Xhas a significant probability of existing, but you don't know at all how to reason aboutX, how confident can you be that your inability to reason aboutXisn't doing tremendous harm? (In this case,X= big universes, splitting brains, etc.)I'm not sure if I get the idea, so let me ask this:

Suppose there are only two inabitable planets in the whole multiverse -- a planet A with 1000 people, and a planet B with 1000000 people. I live in a primitive society, so I don't have a clue how many people live on my planet. All I know is the information in this paragraph.

Based on the information that "I exist", should I suppose that I live on a planet A with probability 0.001 and on a planet B with probability 0.999? Or should it be 0.5 and 0.5, because either way, there can be only

oneme on each planet?To me it seems that the 0.001 and 0.999 is the correct answer.

Another example: in the whole multiverse there are only four planets. One of them has two inhabitable continents with 1000 people each, two of them have one inhabitable continent with 1000 people and one empty continent, the last one has two empty continents. Seems to me there is 0.5 probability I am one of the 2000 inhabitants of the first planet, and 0.5 probability I am one of the 1000 + 1000 inhabitants of the second and the third planet.

In your examples, you're using your existence to answer questions about yourself, not about the planets. This is a special case, and not IMHO a very interesting one.

Answering questions about whether there are more or fewer people like you is equivalent to answering which planets exist or what characteristics they have, if those things coincide to some degree. If they don't, you won't get much out of anthropic reasoning anyway.
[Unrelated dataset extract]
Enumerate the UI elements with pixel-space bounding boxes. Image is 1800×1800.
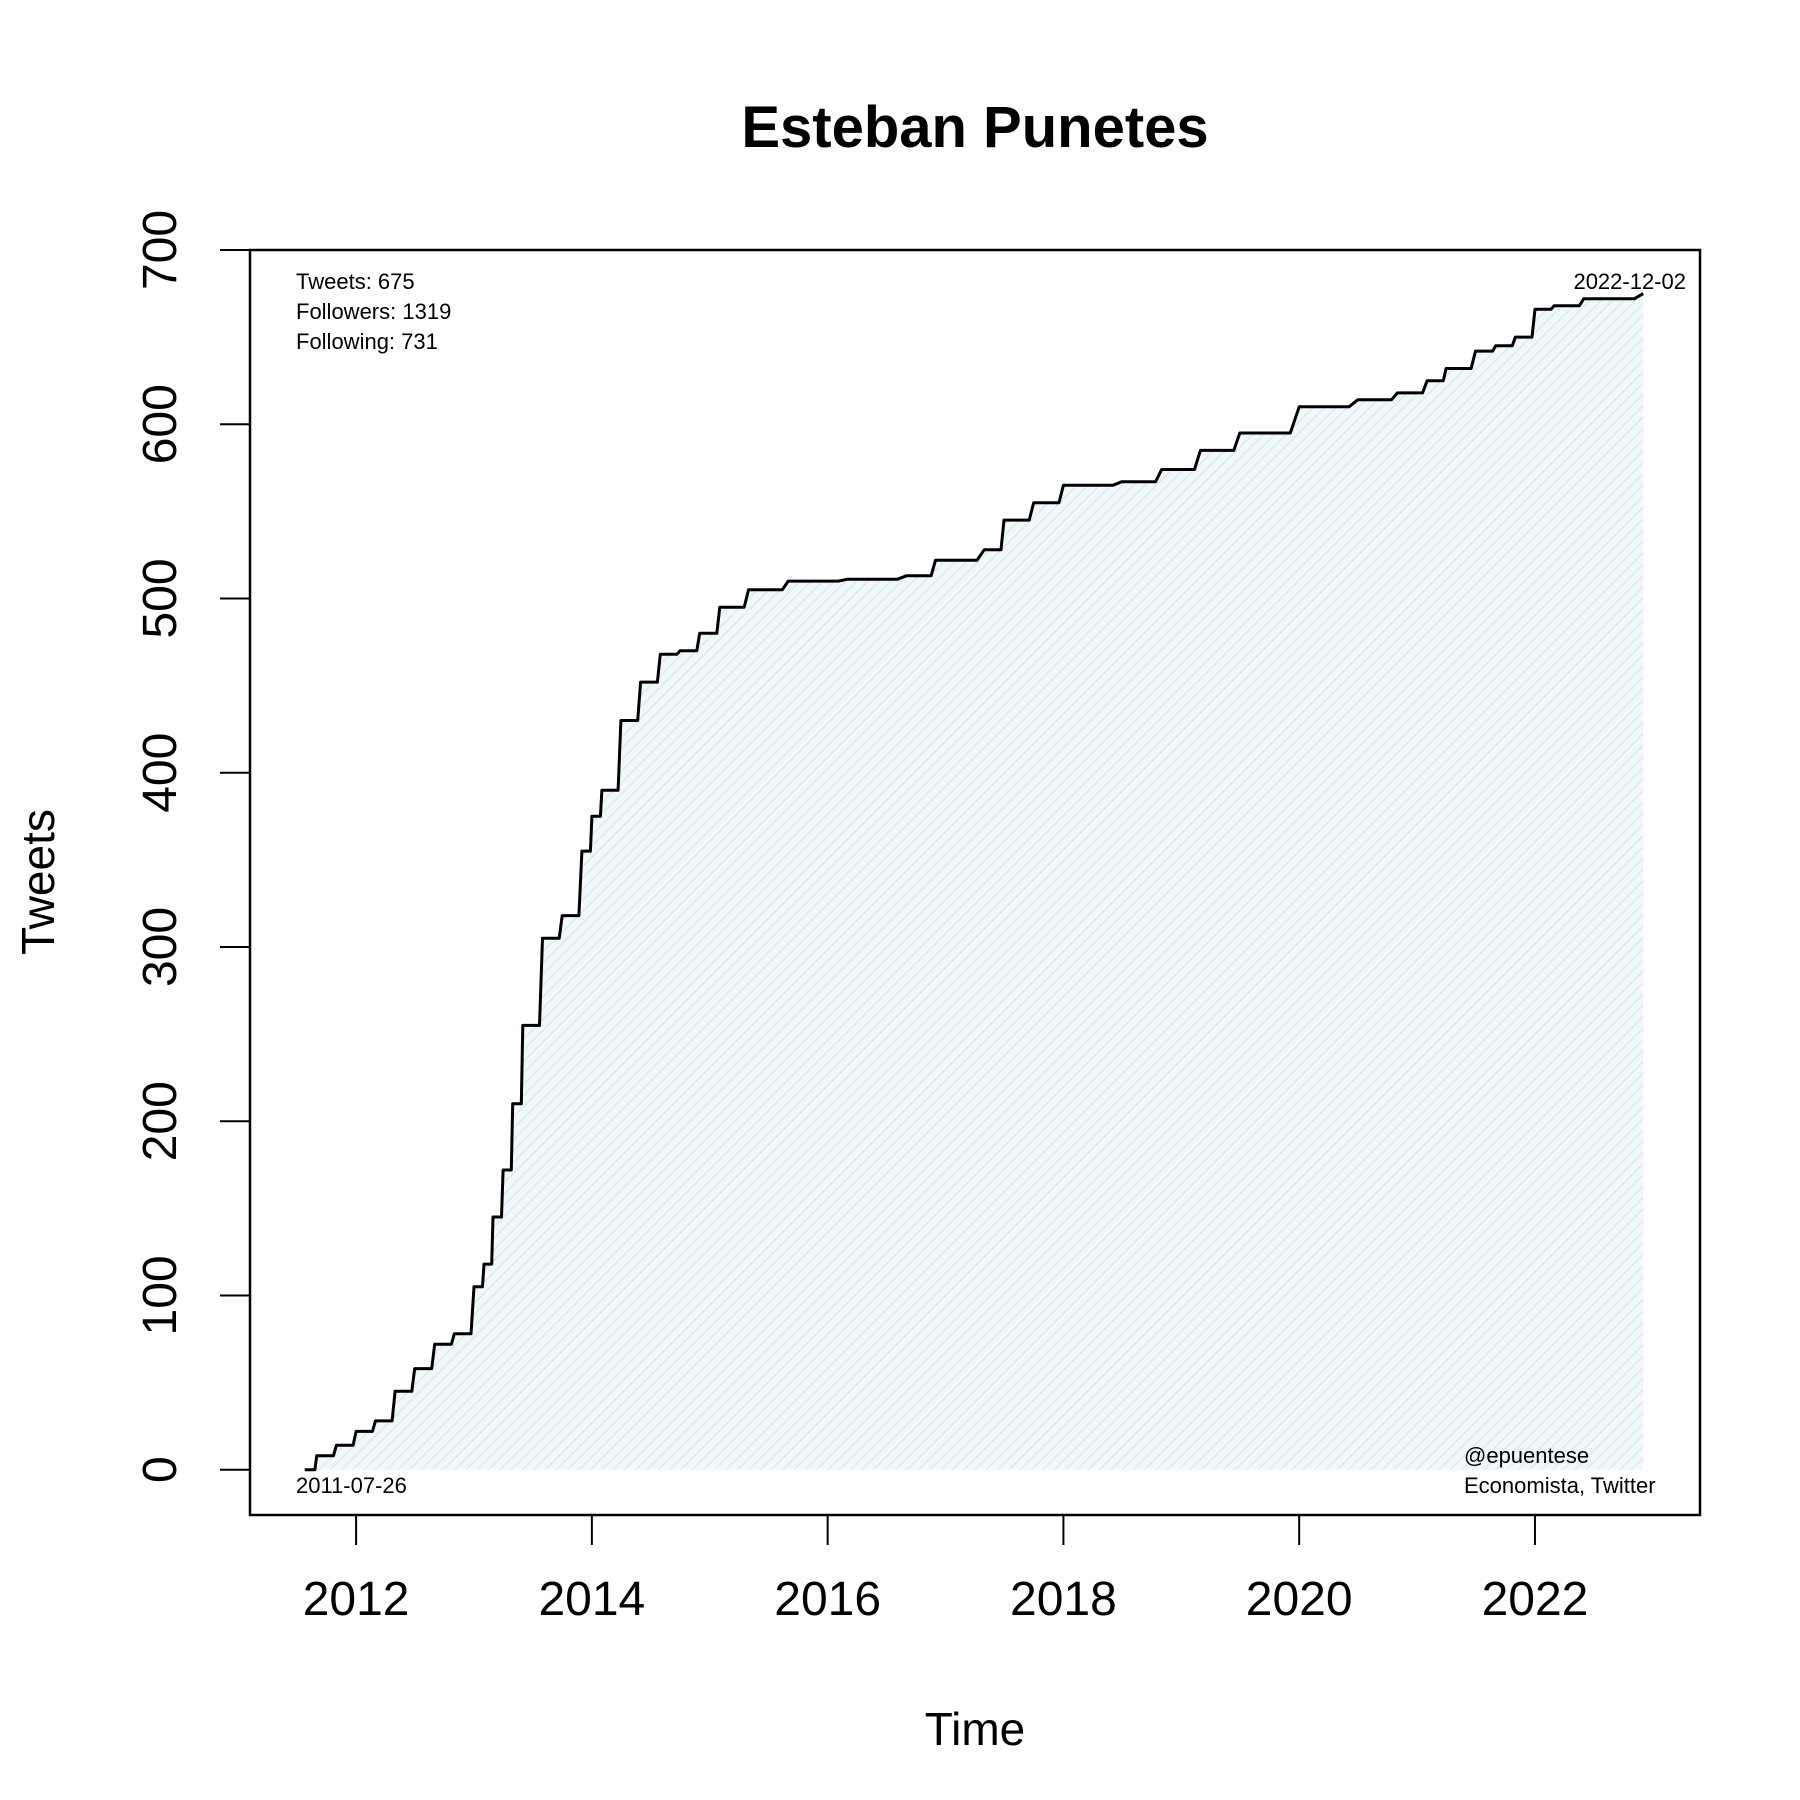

Re-read his examples. He already knows how many planets they are and how many people are on each of them. He's only trying to figure out which one

he'son.You do get the idea. Assuming that before taking your existence into account you put .5 probability on each type of planet, then the two options you give are the standard SIA and SSA answers respectively. The former involves treating your existence as more evidence than just that someone exists, as I was suggesting in this post.

I think everyone agrees that in the multiverse case (or any case where everyone exists in the same world) you should reason as you do above. The question is whether to treat cases where the people are in different possible worlds analogously with those where the people are just on different planets or in different rooms for instance.

I am assuming that since

this actual planethas life, testing the truth of Q is possible on this planet. Put more work into finding out whether Q is true, then you wouldn't need to argue about other planets that we lack actual data for, since Q would apply on any of the applicable planets.The obvious flaw in this idea is that it's doing half a boolean update - it's ignoring the prior. And scientists spend effort setting themselves up in probabilistic states where their prior is that when they measure a temperature of 15 degrees, it's because the temperature is 15 degrees. Stuff like calibrating the instruments and repeating the measurements are, whether or not they are seen as such, plainly intended to create a chain of AND-ed probability where inaccuracy becomes vanishingly unlikely.

This seems like SSA vs SIA, so maybe you should first agree with your associate on which assumption each one of you is using.

This isn't right. Both SSA and SIA are ways to take indexical information into account. Katja's associate seems to be denying that indexical information makes a difference. So he or she would presumably reject the scientific relevance of both SSA and SIA.

Yes. SSA is complicated though - it effectively doesn't take your existence as a thing in the reference class as evidence, but then it does take any further information you get about yourself into account.

Yes, my associate rejects the scientific relevance of any anthropic principles.